Fortunately for me, my husband's best friend at the time was a childhood friend and a class act. His speech was poignant, moving and just funny enough to keep us all laughing in a tasteful manner. My bridesmaids? Yeah, I still see and speak to most of them, but only a few times a year. Since our wedding, my husband and I's circle of friends changed drastically and includes a group of couples married for a long time, with kids the same ages as ours and who have the same interests as we do – and we've been close for many, many years now. We both wish we'd known them when we wed so we could share those memories.

Finally, as for spending a different amount, I'm good there. Sure, a big, fancy, elaborate million dollar wedding would have been beautiful, but I loved my wedding on a budget. It was still elegant, chic and lovely. And the most important part was that our friends and family hit the dance floor with us all night long. I don't remember what we ate (did we eat? I have a vague recollection of pulling myself out of the limo at our hotel and immediately announcing to room service that I needed a burger, stat) or what our centerpieces looked like or who sat where or what we received as gifts or what anyone wore. 

It's All About the Memories You'll Make, Not What You'll Regret

I remember dancing with my husband and our loved ones. I remember laughing and hugging and crying and smiling – a lot. I also remember that when I came home from my honeymoon, we closed on the house that we built together at the ages of 21 and 22. Today, that house has seen the arrival of four beautiful babies, and almost a decade of wonderful memories.

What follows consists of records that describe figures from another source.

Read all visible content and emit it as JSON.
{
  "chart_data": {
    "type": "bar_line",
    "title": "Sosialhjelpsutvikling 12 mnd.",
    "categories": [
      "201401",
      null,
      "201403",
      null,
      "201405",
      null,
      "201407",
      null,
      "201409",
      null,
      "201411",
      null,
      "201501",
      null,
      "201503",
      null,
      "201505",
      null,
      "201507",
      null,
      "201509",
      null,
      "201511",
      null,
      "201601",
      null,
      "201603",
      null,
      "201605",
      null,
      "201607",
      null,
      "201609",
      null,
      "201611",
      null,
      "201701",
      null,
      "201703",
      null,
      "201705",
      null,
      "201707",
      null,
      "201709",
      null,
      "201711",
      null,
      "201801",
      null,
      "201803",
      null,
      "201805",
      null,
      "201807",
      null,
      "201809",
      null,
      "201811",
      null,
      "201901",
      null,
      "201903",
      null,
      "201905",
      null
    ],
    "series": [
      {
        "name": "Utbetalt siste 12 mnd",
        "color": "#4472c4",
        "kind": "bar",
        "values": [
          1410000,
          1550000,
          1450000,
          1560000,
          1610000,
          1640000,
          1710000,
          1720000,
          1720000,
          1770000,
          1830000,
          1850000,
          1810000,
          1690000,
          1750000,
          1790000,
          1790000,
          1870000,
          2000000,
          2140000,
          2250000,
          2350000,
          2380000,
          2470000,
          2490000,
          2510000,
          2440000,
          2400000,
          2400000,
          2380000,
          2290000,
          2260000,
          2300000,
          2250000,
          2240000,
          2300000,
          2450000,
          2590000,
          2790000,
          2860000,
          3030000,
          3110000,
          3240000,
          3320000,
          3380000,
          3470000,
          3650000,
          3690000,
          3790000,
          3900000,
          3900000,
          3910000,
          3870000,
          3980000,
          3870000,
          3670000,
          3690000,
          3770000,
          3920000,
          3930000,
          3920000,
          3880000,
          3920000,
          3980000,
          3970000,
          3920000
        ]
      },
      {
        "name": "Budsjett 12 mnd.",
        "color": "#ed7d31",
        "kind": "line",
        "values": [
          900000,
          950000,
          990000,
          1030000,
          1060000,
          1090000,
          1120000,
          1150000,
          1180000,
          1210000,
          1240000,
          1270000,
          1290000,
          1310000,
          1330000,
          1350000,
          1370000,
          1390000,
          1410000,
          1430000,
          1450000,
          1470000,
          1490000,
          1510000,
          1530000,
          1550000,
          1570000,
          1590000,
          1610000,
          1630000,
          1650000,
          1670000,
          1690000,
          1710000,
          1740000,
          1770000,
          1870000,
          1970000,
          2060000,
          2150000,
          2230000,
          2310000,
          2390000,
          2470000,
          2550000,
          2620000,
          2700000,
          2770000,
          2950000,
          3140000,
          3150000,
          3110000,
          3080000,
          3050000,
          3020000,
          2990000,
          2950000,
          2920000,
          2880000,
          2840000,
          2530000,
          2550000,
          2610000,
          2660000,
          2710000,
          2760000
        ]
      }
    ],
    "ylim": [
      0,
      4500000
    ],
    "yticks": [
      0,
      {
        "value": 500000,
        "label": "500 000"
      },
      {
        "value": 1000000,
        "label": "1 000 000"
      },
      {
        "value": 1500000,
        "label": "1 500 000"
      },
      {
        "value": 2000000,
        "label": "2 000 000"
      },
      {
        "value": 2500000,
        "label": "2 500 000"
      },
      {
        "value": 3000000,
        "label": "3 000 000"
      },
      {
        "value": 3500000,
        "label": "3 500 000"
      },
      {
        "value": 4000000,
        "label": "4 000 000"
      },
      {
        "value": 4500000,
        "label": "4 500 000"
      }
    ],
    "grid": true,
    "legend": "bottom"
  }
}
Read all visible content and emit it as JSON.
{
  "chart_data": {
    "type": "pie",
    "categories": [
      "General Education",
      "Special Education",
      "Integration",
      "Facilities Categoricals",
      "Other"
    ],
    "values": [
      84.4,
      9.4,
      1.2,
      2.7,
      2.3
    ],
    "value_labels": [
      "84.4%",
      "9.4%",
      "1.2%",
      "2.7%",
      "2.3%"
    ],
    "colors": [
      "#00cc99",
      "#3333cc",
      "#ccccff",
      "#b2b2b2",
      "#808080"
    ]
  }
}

So no, I wouldn't change what was spent because we chose to budget it at the wedding and spend our money on our future home – aside from the man I married, it was the best decision we ever made.

Regrets happen to all of us, and while they're expected, they're kind of a waste of time. They insinuate that you're not happy with your life and that tells you that it's time to make some positive changes. Would I change anything about my wedding day (yes, my photographer)? No. But I do have some advice for current and future brides: Do what makes YOU happy. You will hate your dress in 20 years. You will always see something you wish you'd done differently as the years, trends and creative ideas change. You might change your friends over time. You might change your style over time. Change happens; it's good. 

Let Go of Your Worry and get Lost in the Moment

When it comes to planning your wedding, don't worry about whether or not you're going to love your dress in 10 years. Worry about whether or not you love it now. As long as you feel beautiful on your wedding day, your future dress feelings are unimportant. Focus on what's important when it comes to wedding planning; the marriage. Hire a great photographer and a great DJ. Don't worry about food or centerpieces. Worry about nothing except how many kids you're going to have and where you're going to live. Worry about enjoying yourselves. Do not worry about pleasing other people, how you will feel about your hair in 30 years or what people will think of your wedding.

It's your day to celebrate and have fun and begin your lives together. Nothing else matters. Besides, you can take all your past wedding regrets and change them every 10 years by renewing your vows as a sign of your continued love for one another (read: An excuse to throw the wedding you currently wish you would have thrown a decade ago).